A multiple linear regression analysis was conducted to examine the relationship between sentiment and three independent variables: control, demand, and support. The analysis aims to determine the impact of these variables on sentiment and assess the overall fit of the regression model. The regression results indicate that the model explains approximately 39.2% of the variation in sentiment (R-squared = 0.392). Looking at the individual coefficients, control has a positive and statistically significant relationship with sentiment (coefficient = 1.1861, p-value = 0.001), suggesting that as control increases relative to its mean, sentiment tends to increase as well. On the other hand, demand has a negative and statistically significant relationship with sentiment (coefficient = -0.7388, p-value = 0.005), indicating that higher levels of demand relative to its mean are associated with lower sentiment. Support has a positive coefficient (0.2506) but is not statistically significant (p-value = 0.232), suggesting that changes in support relative to its mean do not have a significant impact on sentiment.

Multiple Linear Regression Analysis

Discussion

The study demonstrates the feasibility of using Large Language Models (LLMs) for conducting psychological analysis on chat messages, specifically focusing on work/educational-related stress. The findings suggest that LLMs can provide meaningful insights into the dynamics of stress and well-being in educational settings.

The sentiment analysis conducted using the LLM aligns with established psychological theories such as the demand-control-support model and the Zone of Proximal Development. The positive correlation between perceived control and sentiment and the negative correlation between perceived demands and sentiment are consistent with these theories, indicating that the LLM is able to capture important psychological phenomena from the chat messages.
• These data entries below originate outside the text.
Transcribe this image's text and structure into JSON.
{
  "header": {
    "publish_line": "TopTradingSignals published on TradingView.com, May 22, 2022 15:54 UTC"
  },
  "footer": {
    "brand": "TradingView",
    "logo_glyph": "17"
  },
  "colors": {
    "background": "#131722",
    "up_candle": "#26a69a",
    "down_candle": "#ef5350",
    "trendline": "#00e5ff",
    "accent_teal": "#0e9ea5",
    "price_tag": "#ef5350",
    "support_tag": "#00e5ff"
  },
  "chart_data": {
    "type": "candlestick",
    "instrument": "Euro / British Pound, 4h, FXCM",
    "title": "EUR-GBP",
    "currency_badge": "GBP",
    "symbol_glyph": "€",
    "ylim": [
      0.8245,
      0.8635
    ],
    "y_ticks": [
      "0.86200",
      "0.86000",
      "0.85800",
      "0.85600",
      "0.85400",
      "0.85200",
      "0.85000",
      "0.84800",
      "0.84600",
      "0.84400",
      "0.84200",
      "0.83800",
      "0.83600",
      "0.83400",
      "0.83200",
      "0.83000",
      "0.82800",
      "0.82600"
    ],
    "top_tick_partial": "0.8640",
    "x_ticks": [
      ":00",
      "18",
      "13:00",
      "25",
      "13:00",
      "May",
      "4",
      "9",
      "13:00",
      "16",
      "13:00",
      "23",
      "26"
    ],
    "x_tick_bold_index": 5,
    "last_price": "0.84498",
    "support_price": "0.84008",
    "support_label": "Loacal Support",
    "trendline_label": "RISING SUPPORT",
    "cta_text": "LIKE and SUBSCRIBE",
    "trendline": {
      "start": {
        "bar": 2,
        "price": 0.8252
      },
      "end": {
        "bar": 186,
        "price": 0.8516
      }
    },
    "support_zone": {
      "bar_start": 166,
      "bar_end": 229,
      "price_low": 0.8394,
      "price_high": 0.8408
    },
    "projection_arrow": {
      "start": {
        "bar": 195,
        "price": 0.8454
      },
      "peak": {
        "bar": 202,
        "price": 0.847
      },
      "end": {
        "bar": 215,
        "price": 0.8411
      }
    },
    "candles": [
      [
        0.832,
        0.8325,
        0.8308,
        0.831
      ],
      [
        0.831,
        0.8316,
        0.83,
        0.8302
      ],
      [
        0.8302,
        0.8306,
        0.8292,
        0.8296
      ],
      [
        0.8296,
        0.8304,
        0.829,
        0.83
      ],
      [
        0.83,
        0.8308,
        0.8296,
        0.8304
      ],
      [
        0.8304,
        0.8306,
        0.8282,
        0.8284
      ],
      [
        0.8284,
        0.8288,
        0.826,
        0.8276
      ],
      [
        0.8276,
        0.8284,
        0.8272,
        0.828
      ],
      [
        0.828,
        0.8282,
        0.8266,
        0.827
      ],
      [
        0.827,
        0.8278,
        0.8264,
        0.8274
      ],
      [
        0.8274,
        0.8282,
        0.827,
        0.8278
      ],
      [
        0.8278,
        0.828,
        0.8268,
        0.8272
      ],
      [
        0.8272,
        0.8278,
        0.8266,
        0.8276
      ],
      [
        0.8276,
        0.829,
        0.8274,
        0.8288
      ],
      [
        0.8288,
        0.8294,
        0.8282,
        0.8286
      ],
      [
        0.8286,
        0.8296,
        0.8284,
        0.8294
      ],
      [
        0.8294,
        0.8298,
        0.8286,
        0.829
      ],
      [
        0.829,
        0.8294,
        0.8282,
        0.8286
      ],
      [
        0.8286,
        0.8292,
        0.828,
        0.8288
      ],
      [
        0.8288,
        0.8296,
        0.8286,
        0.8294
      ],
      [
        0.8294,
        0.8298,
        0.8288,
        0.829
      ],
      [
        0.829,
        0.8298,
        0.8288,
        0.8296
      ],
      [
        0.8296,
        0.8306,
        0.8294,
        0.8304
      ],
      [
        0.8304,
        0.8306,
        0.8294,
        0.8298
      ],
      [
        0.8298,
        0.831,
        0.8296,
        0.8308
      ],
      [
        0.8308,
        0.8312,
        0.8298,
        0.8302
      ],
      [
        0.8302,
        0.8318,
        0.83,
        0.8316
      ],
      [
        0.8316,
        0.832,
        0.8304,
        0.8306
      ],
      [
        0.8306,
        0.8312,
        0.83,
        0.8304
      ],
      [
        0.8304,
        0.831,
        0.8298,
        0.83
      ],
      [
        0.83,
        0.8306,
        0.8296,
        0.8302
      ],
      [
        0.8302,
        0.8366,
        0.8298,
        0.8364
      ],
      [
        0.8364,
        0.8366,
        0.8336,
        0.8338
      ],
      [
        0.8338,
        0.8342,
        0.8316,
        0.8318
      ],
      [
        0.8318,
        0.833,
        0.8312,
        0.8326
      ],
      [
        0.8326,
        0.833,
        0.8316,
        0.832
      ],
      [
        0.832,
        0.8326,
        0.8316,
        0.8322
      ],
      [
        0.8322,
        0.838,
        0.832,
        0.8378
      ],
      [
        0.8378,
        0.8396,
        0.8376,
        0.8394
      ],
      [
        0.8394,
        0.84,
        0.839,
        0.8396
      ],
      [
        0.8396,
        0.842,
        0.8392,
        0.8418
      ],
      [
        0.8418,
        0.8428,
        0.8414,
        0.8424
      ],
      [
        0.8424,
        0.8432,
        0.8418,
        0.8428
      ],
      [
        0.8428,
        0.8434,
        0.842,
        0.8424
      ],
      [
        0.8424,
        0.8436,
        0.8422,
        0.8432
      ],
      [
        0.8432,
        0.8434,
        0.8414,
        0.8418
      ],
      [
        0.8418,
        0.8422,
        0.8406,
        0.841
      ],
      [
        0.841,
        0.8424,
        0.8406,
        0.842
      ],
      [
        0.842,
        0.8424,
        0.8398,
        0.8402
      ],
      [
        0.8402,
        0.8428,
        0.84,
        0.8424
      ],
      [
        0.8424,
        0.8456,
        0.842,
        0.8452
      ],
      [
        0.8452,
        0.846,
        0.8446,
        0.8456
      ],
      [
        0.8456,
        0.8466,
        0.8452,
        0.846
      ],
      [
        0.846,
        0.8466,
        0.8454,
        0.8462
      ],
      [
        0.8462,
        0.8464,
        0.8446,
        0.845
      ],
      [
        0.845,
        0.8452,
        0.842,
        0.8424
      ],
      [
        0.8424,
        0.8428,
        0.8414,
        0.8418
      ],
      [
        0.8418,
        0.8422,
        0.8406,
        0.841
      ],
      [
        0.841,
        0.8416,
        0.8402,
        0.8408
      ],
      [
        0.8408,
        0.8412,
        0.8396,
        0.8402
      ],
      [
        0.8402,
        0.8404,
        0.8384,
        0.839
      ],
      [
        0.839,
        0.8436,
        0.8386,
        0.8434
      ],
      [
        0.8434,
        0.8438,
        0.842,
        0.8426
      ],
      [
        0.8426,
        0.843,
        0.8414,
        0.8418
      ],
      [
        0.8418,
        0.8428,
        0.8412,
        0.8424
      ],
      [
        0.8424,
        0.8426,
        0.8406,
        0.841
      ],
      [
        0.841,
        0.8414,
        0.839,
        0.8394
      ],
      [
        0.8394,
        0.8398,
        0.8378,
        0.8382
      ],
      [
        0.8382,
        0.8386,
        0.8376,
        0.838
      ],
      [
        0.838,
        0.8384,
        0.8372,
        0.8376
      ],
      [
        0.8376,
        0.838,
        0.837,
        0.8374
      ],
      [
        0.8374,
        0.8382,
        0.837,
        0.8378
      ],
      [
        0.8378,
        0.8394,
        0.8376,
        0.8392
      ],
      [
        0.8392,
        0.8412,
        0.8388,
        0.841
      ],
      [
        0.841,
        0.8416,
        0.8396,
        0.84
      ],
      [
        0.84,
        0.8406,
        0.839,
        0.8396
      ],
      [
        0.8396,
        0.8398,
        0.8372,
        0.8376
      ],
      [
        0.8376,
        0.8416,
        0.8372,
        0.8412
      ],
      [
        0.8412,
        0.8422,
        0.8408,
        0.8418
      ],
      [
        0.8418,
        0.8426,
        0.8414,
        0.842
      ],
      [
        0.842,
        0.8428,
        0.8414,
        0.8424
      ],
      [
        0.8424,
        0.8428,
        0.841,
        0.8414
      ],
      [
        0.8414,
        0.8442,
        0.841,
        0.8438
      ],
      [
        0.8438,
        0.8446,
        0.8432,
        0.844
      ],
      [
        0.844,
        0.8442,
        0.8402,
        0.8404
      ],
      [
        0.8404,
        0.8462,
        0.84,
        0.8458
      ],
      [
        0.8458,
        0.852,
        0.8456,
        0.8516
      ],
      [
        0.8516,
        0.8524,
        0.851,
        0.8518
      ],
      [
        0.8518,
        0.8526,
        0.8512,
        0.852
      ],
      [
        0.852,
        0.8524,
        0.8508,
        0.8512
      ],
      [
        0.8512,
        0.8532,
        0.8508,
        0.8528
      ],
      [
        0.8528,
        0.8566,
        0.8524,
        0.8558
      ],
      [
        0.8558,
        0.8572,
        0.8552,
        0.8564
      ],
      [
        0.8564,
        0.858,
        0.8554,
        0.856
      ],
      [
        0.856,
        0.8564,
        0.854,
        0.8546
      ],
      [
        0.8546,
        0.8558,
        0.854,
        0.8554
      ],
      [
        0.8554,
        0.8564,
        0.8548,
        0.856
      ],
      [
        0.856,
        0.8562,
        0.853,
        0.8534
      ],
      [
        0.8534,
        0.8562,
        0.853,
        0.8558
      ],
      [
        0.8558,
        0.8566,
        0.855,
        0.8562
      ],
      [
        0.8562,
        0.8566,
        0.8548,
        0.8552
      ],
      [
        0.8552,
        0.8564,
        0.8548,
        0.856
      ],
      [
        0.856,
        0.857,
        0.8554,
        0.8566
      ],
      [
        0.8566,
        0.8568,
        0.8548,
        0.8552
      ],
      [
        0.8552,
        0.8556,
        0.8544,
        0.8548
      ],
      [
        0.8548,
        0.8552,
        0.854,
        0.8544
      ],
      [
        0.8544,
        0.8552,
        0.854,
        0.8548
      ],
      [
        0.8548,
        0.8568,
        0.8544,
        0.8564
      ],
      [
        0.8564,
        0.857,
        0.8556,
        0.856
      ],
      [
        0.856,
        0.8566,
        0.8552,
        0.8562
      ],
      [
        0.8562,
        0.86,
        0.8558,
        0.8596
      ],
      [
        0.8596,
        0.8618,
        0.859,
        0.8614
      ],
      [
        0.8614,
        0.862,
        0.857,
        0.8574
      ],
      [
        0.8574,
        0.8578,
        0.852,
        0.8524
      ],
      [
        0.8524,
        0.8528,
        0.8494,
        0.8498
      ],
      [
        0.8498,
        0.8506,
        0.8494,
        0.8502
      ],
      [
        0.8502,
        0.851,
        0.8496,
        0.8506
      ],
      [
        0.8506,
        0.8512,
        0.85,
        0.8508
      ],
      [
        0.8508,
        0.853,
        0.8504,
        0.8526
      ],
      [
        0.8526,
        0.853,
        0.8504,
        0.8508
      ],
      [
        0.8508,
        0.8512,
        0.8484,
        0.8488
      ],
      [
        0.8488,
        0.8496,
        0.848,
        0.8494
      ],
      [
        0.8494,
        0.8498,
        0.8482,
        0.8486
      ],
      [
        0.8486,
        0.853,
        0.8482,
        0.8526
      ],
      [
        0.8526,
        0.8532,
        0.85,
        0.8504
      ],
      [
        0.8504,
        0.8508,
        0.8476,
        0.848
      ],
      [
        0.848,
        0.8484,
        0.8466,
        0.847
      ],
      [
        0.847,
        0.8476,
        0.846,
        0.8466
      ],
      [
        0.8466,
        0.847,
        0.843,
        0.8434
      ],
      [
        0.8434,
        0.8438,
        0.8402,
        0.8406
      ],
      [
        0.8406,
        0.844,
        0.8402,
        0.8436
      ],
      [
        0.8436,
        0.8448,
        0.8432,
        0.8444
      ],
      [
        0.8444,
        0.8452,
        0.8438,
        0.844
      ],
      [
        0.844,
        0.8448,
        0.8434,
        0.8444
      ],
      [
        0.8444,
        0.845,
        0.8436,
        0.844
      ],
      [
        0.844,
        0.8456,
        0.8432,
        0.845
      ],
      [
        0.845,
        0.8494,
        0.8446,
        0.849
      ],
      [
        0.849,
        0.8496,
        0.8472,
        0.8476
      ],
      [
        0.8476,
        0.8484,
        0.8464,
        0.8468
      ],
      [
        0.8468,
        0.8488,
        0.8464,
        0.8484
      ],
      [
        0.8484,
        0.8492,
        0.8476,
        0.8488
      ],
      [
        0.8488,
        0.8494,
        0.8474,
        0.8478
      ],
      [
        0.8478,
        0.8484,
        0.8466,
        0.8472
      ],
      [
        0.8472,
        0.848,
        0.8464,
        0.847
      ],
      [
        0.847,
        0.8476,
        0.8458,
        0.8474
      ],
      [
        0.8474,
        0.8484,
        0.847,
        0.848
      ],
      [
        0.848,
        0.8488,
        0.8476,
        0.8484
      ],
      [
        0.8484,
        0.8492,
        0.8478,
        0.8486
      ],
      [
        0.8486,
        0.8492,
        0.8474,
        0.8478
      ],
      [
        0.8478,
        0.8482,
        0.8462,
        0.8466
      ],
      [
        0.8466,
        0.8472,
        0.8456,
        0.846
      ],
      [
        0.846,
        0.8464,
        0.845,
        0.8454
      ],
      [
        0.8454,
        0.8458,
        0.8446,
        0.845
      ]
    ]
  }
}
The multiple linear regression analysis further supports the validity of the LLM's analysis. The model explains a significant portion of the variation in sentiment, and the individual coefficients for control and demand are statistically significant and in line with theoretical expectations. This suggests that the LLM is able to identify and quantify the impact of these variables on sentiment.

Conclusion

This study provides preliminary evidence for the feasibility of using LLMs to conduct psychological analysis on chat messages. The LLM's ability to capture psychological phenomena and provide meaningful insights suggests that it has the potential to be a valuable tool for researchers and practitioners in the field of psychology.

Future research should explore the use of LLMs in different psychological contexts and with diverse data sources. Additionally, direct validation against established psychological measures would strengthen the validity of the LLM's analysis.. However, further research is needed to address the limitations of the current study and establish the reliability and validity of using LLMs for psychological analysis.